Singapore’s annual retail sales for November rise at a slower pace
Retail in Singapore increased by 6.2% According to the latest figures released by the Department of Statistics, growth in November was slower than the 10.3% growth posted in October a year ago.
The reading marked a relaxation from the past seven months of consecutive double-digit annual growth.
Excluding motor vehicles, Singapore’s total retail sales were $4 billion, of which 14.8% was made up of online sales.
“The higher rate of online retail sales was mainly attributed to higher sales recorded during the year-end online shopping events,” the report said.
– Lee Ying Shan
Oil prices rose after two days of declines on Chinese travel demand
Oil prices rose more than 1% after two days of declines, as China’s reopening added hope for economic recovery and support for demand.
Investors shrugged off worries about a global slowdown, weighed down by shaky economic growth prospects in the US and China, leading to a 9% drop in oil prices over the past two days.
– Lee Ying Shan
CNBC Pro: Bank of America jumps 50% in global fertilizer stocks amid global shortages
Bank of America sees 50% rise in shares of global fertilizer maker due to global shortages
The Wall Street bank says the company commands a 55% profit margin because it is insulated from natural gas prices.
China’s Caixin services data shows improvement, remains in contraction territory
The Code of Kaixin China General Services Purchasing Manager Easing pressure on the sector for December, with a reading of 48, maintained in contraction territory.
The gauge rose from a six-month low of 46.7 in the previous month.
The 50-point mark separates growth from contraction. PMI readings are sequential and indicate expansion or contraction on a monthly basis.
“Confidence has improved significantly,” said Wang Zhe, senior economist at Caixin Insight Group, whose gauge of expectations for future activity rose nearly 4 points from a month ago.
“Service providers expressed strong confidence in the economic recovery following the easing of Covid control measures,” Wang said.
– Jihye Lee
CNBC Pro: Tech had a brutal year. But four stocks have a bright future, says the investor
In 2022, the technology sector got a foothold.
But pro-investment Jason Ware didn’t hesitate. He is bullish on tech and named four stocks he likes.
Pro subscribers can Read more here.
– Javier Ong
Hong Kong’s S&P Global PMI indicates ease in private sector contraction
Hong Kong’s S&P Purchasing Managers’ Index is high Although it was in contraction territory for the fourth straight month, from 48.7 in November to 49.6 in December.
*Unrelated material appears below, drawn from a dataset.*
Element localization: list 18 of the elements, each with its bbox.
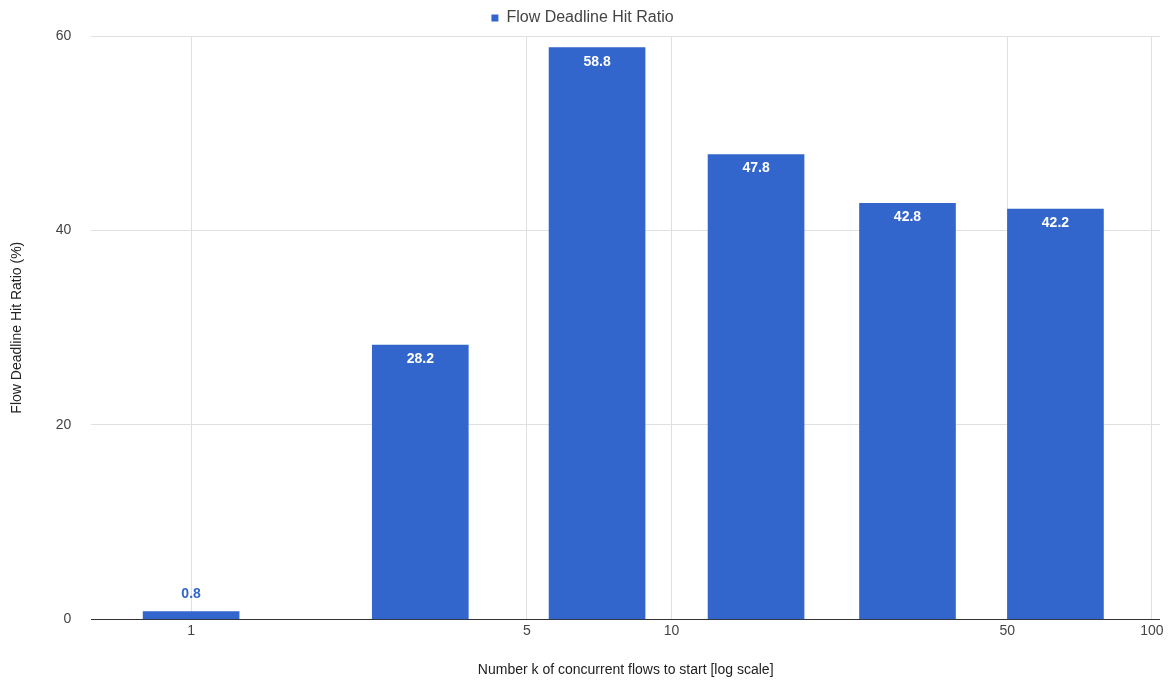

S&P said the city’s private sector saw a slower contraction as business activity picked up in the final month of 2022 with the easing of Covid restrictions.
Demand in the city remains subdued, with overall new orders shrinking on the back of deteriorating economic conditions, S&P said.
– Lee Ying Shan
CNBC Pro: Citi is parish in lithium — at least for the foreseeable future. But it gives some stocks a big boost
Citi is bearish on lithium — at least for the foreseeable future. Lithium is a key component in electric vehicle batteries.
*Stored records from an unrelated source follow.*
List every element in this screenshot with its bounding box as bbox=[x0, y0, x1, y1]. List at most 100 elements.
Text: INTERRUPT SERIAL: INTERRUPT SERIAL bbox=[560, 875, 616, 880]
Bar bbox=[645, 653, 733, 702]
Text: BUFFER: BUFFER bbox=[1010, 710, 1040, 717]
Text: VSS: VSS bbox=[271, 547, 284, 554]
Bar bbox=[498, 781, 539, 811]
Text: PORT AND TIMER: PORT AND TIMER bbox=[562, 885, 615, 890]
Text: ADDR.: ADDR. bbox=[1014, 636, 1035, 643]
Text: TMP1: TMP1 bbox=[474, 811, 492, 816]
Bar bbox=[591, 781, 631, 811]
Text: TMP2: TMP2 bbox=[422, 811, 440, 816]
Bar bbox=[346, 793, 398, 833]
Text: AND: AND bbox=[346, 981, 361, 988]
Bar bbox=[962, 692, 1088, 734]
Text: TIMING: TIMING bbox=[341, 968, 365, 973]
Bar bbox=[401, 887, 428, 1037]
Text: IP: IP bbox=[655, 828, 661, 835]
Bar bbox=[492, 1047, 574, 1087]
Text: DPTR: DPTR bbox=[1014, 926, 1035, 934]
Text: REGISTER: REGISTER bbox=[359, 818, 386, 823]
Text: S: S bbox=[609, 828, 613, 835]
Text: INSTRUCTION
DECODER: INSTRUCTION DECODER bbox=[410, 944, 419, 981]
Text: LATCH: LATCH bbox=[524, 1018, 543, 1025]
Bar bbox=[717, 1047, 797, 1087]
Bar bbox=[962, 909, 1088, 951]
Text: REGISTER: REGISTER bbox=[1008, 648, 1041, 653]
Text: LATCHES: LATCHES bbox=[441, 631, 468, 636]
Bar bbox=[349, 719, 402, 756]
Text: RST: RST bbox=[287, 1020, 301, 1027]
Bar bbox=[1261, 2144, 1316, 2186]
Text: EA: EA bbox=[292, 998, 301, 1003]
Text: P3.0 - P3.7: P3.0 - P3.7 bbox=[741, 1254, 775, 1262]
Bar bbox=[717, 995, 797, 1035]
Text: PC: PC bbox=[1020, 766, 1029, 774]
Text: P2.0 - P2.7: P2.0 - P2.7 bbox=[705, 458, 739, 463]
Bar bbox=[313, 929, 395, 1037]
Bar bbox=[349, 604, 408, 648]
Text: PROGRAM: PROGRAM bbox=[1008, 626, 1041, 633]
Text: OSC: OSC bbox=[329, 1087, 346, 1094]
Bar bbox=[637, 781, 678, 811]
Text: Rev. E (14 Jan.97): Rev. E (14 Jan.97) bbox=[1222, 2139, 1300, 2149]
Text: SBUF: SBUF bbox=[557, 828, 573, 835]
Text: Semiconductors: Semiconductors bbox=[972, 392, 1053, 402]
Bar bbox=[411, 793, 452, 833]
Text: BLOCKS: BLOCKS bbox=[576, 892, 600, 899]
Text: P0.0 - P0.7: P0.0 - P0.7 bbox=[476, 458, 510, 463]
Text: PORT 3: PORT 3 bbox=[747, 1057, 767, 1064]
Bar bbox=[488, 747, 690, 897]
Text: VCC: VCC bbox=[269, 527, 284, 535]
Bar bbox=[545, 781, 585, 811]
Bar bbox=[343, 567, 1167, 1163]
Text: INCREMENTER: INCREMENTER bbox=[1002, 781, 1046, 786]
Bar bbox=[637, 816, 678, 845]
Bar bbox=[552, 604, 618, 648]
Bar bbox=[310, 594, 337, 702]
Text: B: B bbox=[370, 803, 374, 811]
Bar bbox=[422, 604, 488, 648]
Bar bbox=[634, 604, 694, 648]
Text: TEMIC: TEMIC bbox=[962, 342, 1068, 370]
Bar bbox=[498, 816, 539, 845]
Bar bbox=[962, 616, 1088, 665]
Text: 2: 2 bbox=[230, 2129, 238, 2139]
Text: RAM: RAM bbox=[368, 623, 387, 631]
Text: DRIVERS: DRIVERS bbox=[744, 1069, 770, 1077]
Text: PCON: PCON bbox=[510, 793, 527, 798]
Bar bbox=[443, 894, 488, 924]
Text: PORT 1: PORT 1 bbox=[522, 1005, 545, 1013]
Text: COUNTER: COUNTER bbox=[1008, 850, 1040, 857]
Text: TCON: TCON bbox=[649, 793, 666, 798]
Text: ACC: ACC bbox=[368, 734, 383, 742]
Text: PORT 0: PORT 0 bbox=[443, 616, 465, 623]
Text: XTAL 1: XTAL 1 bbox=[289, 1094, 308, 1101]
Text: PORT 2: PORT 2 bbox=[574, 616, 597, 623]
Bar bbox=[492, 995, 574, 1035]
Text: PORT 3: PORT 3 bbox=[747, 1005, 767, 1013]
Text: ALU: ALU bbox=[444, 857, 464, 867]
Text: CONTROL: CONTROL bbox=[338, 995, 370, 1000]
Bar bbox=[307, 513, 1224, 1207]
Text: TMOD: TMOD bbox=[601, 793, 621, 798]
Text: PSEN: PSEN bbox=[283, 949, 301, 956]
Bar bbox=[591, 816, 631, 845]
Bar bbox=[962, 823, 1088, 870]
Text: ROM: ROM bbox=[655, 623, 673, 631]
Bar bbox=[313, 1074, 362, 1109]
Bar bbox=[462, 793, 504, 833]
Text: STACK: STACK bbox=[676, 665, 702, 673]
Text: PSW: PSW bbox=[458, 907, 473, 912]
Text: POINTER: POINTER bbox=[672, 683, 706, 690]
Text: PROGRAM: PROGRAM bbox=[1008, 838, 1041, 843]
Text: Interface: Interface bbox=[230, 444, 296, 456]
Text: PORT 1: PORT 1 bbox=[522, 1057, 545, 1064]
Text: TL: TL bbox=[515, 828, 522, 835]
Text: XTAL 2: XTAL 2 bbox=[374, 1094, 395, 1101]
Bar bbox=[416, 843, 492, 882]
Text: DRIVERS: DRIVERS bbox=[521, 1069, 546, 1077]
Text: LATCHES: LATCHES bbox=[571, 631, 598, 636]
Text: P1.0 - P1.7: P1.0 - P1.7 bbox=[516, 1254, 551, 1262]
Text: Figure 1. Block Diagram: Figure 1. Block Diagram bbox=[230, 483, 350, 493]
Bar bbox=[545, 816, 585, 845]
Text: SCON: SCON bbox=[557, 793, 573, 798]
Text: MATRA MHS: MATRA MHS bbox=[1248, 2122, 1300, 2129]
But the bank remains bullish on its long-term outlook, naming three stocks to watch.
– Weissen Don
Central bank officials expect higher rates “for some time to come,” the minutes show
The Federal Reserve released minutes from its Dec. 13-14 meeting that indicated central bank officials expected rates to remain higher “sometime.”
“Participants generally observed that they should maintain an accommodative policy stance until incoming data provide confidence that inflation is on a downward path to 2 percent, which may take some time,” the meeting summary said. “In view of persistent and unacceptably high levels of inflation, many participants cautioned against prematurely easing monetary policy because of historical experience.”
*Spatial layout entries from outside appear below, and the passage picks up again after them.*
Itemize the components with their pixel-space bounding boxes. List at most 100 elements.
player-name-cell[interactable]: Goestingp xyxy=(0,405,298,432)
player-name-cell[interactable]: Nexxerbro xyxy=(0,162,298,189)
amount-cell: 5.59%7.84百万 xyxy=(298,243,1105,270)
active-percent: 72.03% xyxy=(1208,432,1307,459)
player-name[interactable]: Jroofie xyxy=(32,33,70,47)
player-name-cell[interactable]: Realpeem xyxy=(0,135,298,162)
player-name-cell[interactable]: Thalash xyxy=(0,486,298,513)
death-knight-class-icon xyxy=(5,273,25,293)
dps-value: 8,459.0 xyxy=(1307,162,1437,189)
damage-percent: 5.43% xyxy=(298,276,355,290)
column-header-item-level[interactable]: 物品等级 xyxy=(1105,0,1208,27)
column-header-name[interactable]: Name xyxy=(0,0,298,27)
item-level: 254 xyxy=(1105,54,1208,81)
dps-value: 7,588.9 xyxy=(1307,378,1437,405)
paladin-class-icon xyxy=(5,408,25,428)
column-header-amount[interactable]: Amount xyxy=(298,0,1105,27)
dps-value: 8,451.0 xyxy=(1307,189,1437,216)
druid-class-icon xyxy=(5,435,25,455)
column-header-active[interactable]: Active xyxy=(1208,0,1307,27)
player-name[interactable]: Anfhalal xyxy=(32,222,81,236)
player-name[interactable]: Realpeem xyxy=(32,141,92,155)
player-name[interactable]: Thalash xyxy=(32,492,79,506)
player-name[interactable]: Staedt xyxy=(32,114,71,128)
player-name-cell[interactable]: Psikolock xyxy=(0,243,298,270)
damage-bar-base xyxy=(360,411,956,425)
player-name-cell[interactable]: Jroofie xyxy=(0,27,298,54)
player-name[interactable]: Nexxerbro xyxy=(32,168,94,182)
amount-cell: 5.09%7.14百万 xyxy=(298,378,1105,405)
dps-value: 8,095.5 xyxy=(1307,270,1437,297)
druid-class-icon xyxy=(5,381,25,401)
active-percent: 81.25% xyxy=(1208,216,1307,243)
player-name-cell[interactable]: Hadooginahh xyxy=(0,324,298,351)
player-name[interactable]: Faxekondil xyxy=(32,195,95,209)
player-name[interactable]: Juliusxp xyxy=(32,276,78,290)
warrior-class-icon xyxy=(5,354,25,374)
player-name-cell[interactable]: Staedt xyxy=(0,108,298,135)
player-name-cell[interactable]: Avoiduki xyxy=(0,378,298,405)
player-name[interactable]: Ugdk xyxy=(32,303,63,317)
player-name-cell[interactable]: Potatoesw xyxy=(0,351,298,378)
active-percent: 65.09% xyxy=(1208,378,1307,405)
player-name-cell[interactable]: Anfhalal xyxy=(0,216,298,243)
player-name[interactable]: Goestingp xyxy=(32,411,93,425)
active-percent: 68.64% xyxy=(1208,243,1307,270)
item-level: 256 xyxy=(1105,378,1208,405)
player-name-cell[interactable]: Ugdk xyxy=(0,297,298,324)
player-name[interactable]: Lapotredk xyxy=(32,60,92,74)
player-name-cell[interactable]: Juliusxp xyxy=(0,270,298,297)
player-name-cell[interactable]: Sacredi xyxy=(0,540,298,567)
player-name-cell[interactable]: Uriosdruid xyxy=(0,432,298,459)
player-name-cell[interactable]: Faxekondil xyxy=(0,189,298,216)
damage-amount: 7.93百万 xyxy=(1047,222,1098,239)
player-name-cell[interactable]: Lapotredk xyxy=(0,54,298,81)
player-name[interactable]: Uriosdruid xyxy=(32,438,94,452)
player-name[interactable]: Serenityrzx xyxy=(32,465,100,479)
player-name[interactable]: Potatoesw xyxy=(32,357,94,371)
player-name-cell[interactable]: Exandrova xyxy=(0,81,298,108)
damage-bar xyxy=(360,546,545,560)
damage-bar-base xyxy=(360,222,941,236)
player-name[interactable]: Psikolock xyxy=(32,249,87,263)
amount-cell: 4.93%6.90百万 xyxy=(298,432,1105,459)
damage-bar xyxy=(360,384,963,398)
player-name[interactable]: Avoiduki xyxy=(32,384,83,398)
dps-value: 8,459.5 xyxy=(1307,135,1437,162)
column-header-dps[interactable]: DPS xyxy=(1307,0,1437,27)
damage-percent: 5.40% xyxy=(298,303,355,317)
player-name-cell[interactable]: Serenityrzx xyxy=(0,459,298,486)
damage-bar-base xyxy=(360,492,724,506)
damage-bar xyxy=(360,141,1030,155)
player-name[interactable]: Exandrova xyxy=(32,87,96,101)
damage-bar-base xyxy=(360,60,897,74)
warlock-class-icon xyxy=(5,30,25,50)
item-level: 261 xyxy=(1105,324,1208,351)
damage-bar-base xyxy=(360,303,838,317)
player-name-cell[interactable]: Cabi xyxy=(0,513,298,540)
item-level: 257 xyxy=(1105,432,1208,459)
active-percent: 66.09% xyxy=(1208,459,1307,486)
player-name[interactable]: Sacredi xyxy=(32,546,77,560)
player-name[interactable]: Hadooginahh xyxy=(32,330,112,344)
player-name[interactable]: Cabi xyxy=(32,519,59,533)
“Many participants emphasized that it is important to clearly communicate the slowing of the pace of rate increases as a sign of a weakening of the Committee’s resolve to achieve its price-stability objective, or a judgment that inflation is already on a steady downward path,” the minutes said.
– Jeff Cox
November JOLTS is better than expected
According to the latest Job Openings and Labor Turnover Survey, or JOLTS, job openings were 10.5 million in November.
The report came in slightly better than expected, though little changed from the previous month. Analysts expect JOLTS to be around 10 million in November.
Hiring numbers and total separations were revised to 6.1 million and 5.9 million, respectively. There were 4.2 million exits and 1.4 million layoffs and layoffs during the month.
– Carmen Reinicke
Chinese ATRs rise in premarket trade
Chinese ADRs Premarket trading rose After Ant Group received approval to increase its registered capital, it is a sign that Chinese regulators may be loosening their grip on the country’s technology sector.
Shares JD.com And Ali Baba Each rose more than 6%. NetEase, Bye And trip.com Other stocks made significant moves.
Ant Group, whose own IPO plans have been stymied by regulatory concerns, was allowed to double its registered capital as part of the new plan.